In England the appearance of the new style in domestic architecture occurred within the orbit of the court. The tone was set by the monarch, first and foremost by Henry VIII. A great transformation occurred in the 1530s and 1540s, carried through on the vast wealth confiscated from the Church. In 1509 Henry VIII had inherited 13 palaces and houses; when he died in 1547 he left 56 residences densely concentrated in the south-east. The most important of these residences were Hampton Court, Whitehall, Nonsuch, Richmond Palace and Greenwich Palace. Ј62,000 (about Ј18 million in today’s money) was spent on Hampton Court, Ј43,000 on Whitehall and Ј23,000 on Nonsuch. These palaces were to provide the setting for the monarchy until the Civil War; most of them have not survived: Whitehall, for example, burnt to the ground in 1698, while Nonsuch was demolished in the late 17th century. Hampton Court is undoubtedly the finest example of a well-preserved Tudor palace. It was originally built for Wolsey and later transformed for Henry VIII. [30; 31]

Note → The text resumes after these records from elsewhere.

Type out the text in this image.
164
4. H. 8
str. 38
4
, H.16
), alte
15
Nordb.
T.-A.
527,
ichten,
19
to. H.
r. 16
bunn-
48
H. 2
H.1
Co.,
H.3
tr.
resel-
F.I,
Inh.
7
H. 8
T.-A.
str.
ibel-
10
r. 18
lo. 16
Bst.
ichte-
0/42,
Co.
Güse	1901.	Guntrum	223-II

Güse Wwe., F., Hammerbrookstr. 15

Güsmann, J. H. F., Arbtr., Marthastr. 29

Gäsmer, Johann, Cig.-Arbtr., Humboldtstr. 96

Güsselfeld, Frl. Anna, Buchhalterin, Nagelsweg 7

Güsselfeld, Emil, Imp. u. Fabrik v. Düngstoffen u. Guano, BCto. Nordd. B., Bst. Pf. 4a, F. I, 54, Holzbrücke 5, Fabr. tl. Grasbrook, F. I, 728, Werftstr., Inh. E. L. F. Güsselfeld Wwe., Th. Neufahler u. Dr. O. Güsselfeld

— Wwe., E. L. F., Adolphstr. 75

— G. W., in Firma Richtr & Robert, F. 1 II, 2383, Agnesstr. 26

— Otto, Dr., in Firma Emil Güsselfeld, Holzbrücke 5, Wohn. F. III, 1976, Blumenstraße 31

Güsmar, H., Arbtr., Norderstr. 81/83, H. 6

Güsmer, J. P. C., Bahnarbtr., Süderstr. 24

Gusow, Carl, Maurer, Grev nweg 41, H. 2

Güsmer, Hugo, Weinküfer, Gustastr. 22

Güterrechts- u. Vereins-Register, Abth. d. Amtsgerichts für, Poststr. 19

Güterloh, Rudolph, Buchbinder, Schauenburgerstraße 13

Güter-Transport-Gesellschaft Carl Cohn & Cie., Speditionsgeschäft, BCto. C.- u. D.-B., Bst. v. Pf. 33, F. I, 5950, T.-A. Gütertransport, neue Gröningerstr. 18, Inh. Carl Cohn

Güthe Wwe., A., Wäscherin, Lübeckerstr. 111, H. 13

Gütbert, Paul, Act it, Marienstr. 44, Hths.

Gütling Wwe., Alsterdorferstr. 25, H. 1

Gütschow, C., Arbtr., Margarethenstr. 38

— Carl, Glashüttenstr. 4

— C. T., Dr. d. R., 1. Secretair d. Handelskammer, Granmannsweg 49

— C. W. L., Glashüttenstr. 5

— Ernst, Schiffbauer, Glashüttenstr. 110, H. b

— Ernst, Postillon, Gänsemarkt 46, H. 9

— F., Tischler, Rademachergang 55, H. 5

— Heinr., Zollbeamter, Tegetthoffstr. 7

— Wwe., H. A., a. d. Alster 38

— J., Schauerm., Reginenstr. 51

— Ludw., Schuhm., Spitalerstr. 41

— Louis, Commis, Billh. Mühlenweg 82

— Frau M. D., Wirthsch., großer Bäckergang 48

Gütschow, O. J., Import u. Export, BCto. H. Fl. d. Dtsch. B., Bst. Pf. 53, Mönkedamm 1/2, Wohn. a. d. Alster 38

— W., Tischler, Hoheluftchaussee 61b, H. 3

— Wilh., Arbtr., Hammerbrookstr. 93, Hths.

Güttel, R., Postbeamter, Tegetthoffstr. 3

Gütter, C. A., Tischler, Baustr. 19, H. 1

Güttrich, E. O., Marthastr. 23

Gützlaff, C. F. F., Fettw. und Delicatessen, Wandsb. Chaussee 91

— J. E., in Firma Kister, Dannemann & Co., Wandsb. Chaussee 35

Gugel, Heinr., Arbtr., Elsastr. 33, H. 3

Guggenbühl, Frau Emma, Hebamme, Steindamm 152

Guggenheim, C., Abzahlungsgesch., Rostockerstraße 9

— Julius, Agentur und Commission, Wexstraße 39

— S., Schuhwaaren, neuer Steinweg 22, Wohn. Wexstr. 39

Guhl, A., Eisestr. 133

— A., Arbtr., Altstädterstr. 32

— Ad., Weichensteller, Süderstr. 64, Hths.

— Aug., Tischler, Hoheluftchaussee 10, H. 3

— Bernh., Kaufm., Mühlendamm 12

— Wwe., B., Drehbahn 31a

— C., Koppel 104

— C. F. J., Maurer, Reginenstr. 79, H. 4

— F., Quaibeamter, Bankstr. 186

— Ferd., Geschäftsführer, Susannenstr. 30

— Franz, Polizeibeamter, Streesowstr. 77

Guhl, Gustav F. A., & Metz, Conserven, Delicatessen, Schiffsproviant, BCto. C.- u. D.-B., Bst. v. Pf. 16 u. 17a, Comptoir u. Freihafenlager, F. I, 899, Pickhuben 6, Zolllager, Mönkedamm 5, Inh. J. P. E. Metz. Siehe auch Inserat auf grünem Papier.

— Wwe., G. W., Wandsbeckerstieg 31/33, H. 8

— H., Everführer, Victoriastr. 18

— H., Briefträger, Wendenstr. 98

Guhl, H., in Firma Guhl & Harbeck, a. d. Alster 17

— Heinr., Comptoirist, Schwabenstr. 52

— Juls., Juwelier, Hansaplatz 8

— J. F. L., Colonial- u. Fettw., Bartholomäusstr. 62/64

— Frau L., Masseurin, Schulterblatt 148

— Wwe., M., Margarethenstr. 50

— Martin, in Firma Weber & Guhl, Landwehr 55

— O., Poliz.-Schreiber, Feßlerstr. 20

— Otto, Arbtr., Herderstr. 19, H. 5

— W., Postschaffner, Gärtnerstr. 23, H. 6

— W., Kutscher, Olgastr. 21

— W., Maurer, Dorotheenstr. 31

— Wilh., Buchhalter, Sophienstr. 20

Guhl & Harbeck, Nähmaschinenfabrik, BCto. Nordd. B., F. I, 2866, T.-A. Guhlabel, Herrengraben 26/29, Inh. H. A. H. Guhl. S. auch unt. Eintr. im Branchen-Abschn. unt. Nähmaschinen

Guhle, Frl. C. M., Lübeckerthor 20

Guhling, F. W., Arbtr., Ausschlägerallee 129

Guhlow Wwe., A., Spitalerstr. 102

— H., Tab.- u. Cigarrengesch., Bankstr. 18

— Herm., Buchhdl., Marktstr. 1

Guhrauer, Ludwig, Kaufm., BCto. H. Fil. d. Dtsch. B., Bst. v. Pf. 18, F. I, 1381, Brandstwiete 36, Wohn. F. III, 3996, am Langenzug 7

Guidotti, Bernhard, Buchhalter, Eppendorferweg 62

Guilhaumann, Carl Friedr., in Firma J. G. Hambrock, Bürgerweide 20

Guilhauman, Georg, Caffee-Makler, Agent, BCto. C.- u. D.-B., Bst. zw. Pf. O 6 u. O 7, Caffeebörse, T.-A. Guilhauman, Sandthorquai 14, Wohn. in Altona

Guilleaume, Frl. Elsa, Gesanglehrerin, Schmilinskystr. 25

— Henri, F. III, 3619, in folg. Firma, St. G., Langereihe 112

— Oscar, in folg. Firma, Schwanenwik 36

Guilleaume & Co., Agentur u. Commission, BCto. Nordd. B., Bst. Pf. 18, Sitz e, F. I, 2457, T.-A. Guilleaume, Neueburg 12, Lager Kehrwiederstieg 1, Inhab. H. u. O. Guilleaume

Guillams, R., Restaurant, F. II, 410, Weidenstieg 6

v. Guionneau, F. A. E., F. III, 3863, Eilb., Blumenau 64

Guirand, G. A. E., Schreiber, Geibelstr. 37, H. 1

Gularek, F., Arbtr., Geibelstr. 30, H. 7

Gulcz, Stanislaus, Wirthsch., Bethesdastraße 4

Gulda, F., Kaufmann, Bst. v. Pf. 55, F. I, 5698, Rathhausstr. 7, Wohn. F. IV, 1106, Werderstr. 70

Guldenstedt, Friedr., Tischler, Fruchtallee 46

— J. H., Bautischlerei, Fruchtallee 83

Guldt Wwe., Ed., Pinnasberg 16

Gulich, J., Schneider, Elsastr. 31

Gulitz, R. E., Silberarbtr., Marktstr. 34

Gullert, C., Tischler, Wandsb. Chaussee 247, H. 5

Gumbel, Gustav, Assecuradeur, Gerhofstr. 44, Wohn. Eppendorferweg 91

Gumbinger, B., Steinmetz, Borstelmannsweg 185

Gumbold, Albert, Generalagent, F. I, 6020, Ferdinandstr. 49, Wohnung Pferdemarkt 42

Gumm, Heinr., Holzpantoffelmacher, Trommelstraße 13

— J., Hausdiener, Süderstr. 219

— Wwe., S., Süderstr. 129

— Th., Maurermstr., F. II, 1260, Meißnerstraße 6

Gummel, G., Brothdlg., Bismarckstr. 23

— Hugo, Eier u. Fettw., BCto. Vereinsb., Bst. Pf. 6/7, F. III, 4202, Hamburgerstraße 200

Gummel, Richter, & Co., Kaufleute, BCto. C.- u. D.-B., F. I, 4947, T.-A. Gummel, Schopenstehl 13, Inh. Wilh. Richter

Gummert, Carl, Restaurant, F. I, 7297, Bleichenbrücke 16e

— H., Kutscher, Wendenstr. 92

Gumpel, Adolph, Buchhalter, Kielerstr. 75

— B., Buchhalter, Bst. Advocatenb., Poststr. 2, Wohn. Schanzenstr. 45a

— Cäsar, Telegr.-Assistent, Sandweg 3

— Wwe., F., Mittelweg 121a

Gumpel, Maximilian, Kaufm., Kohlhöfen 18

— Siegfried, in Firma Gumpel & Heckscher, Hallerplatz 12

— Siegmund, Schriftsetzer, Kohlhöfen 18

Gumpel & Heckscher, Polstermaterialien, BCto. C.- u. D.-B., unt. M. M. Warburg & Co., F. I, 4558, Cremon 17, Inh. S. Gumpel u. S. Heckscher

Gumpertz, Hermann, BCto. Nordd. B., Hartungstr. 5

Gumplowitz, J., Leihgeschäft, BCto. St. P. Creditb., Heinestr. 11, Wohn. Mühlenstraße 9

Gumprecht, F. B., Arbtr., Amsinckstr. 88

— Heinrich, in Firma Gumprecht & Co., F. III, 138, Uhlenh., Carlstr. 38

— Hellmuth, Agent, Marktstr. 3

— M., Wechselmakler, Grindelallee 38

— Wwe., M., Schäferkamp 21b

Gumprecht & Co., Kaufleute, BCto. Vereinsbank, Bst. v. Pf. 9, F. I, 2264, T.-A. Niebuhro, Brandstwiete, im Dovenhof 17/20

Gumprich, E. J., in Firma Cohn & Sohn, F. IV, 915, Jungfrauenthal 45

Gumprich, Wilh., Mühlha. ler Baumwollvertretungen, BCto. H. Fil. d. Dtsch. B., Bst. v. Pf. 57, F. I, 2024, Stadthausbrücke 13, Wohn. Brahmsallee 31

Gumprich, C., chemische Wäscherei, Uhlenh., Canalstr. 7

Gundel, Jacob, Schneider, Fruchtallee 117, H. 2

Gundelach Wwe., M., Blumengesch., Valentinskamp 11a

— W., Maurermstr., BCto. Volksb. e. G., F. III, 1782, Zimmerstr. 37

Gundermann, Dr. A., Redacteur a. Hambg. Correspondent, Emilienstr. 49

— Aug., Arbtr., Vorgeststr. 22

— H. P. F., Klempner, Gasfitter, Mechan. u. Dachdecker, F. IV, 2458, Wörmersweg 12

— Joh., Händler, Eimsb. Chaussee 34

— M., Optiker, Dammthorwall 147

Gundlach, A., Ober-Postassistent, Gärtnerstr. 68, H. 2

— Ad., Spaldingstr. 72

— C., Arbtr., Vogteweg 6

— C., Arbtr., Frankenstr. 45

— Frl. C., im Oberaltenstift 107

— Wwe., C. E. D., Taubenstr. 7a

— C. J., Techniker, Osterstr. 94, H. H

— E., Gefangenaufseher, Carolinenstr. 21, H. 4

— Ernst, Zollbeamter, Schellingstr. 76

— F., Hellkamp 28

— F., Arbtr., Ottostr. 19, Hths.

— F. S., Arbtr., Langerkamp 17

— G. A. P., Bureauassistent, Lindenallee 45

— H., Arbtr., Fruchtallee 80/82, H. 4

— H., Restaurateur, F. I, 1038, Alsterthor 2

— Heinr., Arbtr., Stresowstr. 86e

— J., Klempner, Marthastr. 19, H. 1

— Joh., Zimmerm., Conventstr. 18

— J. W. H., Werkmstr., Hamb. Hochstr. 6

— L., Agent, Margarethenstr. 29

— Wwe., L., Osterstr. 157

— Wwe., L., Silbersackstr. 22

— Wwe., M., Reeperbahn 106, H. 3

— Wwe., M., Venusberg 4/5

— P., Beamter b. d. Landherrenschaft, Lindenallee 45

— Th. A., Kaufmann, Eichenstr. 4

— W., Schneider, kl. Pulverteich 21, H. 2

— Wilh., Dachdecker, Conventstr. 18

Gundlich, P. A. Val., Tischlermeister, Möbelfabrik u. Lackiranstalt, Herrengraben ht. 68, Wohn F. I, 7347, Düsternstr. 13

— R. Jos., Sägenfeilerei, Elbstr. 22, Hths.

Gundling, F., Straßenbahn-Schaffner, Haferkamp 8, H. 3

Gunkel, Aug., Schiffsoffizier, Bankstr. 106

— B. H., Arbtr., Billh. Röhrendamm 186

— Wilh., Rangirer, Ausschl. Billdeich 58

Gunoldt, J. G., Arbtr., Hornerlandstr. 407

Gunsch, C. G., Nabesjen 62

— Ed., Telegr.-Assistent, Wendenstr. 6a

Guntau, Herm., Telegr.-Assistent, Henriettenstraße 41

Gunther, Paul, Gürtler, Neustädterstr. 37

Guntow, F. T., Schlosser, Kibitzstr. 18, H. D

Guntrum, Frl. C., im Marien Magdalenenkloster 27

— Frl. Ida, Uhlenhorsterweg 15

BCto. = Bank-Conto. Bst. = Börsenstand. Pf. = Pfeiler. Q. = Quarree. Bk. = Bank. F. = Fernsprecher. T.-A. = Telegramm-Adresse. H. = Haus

Hampton Court has all the typical features of what is sometimes called a Tudor courtyard house. The courtyard house is a domestication and regularization of the free-shaped medieval castle. It was at first H-shaped, but in the second half of the 16th century gradually became E-shaped. With its low four-centered archway, pepperpot corner turrets, bay or oriel windows [33], the courtyard house was to become the model not only for Hampton Court, but also for St. James’s Palace, Eton, many colleges of Oxford and Cambridge and numerous manor houses. The rise of new trading and sheep-farming families to wealth resulted in the building of many manor houses. In these the fortified character of earlier times gave way to increased domesticity and privacy. The owners themselves were essentially the designers. Though the Great Hall still remained the focus of the building, its importance now decreased with the introduction of other rooms fitted with oak paneling. Domestic exteriors exhibited mullioned windows, four-centered arches, pinnacled gables, bay or oriel windows, and numerous chimneys of decorative form. The royal palaces would have pinnacles on which sat the inevitable royal beasts. The finest examples of Tudor manor houses are Sutton Place, Surrey and Compton Wynyates, Warwick.

Elizabeth I (1558–1603) came to throne with the nation at war, the treasury empty and the people bitterly divided on religion. The young queen thus faced a formidable task – to reach a compromise between people of different faiths, to pacify the country, to solve the financial problems of the Crown and merely to survive in a largely hostile Catholic Europe.


Elisabeth I


Fortunately, by the time of her accession Elizabeth was already an accomplished political leader, a great actress on the political stage who knew how to win popular support, she had keen political acumen and, most importantly, a genius for choosing the right people to work with. As a consequence, there gradually emerged a tightly-knit group of educated and highly intelligent officials who gave the kingdom a sustained stability. Elizabeth’s Principal Secretary and chief counsellor was William Cecil, who was later to become also her Lord Treasurer. It was a great partnership which lasted 40 years and whose main purpose was no longer revolution but consolidation, to bring peace to the country by building on the foundations laid by Henry VIII in the 1530s. Cecil’s brother-in-law Nicholas Bacon was Lord Chancellor and Francis Walsingham, officially a secretary of state to the queen, was in effect the head of Elizabethan intelligence service.